Mentre gli animi degli avversari erano terrorizzati da questi fatti, Cesare, al fine di non dover sempre far passare la cavalleria attraverso il ponte con un giro largo, dopo aver trovato un luogo idoneo, decise di scavare numerosi fossati larghi trenta piedi, per mezzo dei quali deviare una certa parte del fiume Sicori e creare un guado su questo fiume. Dopo che li ebbe quasi terminati, Afranio e Petreio piombano nel grande timore di essere completamente tagliati fuori dalle vettovaglie e dai foraggiamenti, poiché Cesare era molto forte quanto a cavalleria. Così decidono di abbandonare quei luoghi e trasferire la guerra nella Celtiberia.

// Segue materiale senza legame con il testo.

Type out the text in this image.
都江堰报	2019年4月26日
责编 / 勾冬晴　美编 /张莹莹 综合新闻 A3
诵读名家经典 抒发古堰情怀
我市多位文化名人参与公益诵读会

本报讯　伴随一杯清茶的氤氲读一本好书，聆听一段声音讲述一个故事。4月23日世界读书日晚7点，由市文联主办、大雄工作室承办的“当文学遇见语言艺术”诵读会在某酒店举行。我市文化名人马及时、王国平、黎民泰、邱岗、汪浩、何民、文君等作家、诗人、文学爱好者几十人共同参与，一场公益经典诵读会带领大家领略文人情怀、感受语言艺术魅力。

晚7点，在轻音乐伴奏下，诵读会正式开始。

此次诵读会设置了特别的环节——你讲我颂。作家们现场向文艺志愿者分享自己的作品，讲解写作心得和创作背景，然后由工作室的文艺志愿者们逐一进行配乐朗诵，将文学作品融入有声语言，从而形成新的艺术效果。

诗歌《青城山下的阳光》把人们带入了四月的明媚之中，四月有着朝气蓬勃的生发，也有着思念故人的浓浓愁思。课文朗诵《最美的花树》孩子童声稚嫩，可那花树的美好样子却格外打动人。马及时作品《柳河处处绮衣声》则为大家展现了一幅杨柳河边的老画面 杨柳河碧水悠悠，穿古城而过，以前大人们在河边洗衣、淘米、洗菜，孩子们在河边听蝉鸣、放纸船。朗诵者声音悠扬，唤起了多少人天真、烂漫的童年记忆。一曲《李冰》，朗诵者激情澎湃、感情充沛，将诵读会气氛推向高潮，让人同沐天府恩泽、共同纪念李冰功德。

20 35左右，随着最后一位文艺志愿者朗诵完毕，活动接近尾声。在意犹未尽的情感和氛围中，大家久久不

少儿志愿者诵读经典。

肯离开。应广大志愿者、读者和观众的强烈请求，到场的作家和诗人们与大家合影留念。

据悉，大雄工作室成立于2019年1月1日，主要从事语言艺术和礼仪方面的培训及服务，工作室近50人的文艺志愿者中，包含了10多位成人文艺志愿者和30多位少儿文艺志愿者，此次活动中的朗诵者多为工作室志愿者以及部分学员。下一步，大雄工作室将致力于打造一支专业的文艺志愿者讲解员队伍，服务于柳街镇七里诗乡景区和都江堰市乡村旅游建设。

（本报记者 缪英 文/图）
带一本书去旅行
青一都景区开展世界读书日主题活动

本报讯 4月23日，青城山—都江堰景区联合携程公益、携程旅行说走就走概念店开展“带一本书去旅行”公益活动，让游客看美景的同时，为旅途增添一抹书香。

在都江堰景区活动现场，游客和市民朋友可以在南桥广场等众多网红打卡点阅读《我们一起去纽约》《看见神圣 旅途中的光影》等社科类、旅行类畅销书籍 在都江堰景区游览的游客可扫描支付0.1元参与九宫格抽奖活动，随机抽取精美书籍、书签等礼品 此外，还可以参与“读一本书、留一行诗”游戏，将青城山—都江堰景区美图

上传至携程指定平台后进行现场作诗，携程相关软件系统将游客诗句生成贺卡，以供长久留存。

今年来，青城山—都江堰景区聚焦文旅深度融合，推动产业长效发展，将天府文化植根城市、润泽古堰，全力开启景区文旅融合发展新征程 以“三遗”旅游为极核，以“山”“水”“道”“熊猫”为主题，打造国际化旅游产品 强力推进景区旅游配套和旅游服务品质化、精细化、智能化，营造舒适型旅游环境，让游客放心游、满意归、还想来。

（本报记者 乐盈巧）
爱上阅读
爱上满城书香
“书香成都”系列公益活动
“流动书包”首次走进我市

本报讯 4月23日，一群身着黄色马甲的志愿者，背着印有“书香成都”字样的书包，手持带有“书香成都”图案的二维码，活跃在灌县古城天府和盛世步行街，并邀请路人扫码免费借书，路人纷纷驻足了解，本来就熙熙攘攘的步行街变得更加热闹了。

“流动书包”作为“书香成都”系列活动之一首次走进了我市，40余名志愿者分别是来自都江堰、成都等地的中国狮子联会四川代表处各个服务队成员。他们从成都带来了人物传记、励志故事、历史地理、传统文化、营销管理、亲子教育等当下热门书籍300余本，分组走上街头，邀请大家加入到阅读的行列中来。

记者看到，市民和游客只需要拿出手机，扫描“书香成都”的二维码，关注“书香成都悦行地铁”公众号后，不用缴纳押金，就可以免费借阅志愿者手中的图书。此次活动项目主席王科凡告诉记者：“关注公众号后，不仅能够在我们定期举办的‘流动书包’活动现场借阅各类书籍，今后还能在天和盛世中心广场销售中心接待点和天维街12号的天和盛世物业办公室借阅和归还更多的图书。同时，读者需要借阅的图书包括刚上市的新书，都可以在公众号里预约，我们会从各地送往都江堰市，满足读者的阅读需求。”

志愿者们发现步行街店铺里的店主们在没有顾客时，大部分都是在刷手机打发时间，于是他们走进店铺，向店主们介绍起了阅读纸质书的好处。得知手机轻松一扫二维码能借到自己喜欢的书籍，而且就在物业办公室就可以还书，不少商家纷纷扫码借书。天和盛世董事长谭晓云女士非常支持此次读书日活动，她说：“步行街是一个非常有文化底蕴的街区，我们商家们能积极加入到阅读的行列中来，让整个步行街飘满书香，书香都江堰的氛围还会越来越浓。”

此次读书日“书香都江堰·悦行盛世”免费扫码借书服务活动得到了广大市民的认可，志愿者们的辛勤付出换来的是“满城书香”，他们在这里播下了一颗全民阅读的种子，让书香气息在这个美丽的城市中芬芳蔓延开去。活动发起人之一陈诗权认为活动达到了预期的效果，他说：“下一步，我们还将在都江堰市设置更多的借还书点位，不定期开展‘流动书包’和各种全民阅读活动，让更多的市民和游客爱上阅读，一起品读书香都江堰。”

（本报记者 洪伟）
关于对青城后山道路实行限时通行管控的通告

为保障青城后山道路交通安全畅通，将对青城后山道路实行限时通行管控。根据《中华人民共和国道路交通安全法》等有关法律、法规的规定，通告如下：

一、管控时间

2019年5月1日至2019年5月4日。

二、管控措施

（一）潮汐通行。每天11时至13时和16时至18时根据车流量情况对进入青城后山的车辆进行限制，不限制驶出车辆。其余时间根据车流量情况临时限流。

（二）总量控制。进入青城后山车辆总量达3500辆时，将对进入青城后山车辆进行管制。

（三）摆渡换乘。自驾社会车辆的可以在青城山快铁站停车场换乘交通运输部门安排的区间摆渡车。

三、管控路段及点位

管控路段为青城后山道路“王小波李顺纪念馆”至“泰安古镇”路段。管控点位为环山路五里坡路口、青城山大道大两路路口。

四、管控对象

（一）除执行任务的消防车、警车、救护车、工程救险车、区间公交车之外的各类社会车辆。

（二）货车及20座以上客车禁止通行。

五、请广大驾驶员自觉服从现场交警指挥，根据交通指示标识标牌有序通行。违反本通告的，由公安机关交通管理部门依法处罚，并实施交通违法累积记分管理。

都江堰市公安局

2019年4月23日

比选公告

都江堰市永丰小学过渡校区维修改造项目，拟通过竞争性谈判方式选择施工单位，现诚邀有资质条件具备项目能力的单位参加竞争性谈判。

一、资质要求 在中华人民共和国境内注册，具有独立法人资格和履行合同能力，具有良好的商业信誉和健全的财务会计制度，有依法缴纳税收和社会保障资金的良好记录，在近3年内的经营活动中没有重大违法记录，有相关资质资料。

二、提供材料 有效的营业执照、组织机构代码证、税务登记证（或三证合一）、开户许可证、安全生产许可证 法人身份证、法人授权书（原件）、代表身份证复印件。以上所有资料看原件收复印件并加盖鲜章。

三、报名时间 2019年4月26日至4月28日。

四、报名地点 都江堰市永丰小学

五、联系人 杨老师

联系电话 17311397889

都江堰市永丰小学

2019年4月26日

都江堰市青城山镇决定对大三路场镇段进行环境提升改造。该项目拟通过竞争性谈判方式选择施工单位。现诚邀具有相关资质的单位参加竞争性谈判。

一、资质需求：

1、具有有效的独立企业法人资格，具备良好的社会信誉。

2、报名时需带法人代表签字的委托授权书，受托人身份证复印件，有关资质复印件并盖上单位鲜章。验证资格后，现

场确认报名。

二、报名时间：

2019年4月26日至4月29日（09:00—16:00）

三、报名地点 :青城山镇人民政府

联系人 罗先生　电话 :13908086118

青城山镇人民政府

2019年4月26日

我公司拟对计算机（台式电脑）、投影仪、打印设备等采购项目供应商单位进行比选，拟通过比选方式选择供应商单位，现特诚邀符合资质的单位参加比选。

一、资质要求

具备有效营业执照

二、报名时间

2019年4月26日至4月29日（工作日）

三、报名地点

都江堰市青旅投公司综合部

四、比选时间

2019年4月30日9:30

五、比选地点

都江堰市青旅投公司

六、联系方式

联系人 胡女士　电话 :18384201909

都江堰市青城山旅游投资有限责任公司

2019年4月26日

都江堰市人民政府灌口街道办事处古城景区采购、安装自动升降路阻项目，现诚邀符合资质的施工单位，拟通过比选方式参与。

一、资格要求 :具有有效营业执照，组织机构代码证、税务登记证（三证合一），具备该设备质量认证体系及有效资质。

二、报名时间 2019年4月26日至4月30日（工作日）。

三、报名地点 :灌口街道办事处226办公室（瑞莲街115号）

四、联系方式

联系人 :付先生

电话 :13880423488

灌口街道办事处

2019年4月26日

Questa decisione era favorita anche da una riflessione, il fatto che delle due fazioni opposte, che nella guerra precedente erano state insieme a Q. Sertorio, le popolazioni che erano state sconfitte temevano il nome e il potere di Pompeo, sebbene non fosse presente, mentre quelle che erano rimaste nell'alleanza, onorate di grandi concessioni, lo amavano; il nome di Cesare invece, tra i popoli barbari, era assai poco conosciuto. Qui si aspettavano grandi cavallerie e grandi truppe ausiliarie e, nelle loro terre, meditavano di protrarre la guerra fino all'inverno.
Dopo aver preso questa decisione, ordinano che siano raccolte navi lungo tutto il corso del fiume Ebro e che siano portate a Octogesa. Questa era una città situata sull'Ebro e distava venti miglia dall'accampamento. Presso quel luogo, ordinano che, con le navi congiunte tra loro, sia costruito un ponte e portano due legioni al di là del fiume Sicori, quindi fortificano l'accampamento con una trincea di dodici piedi.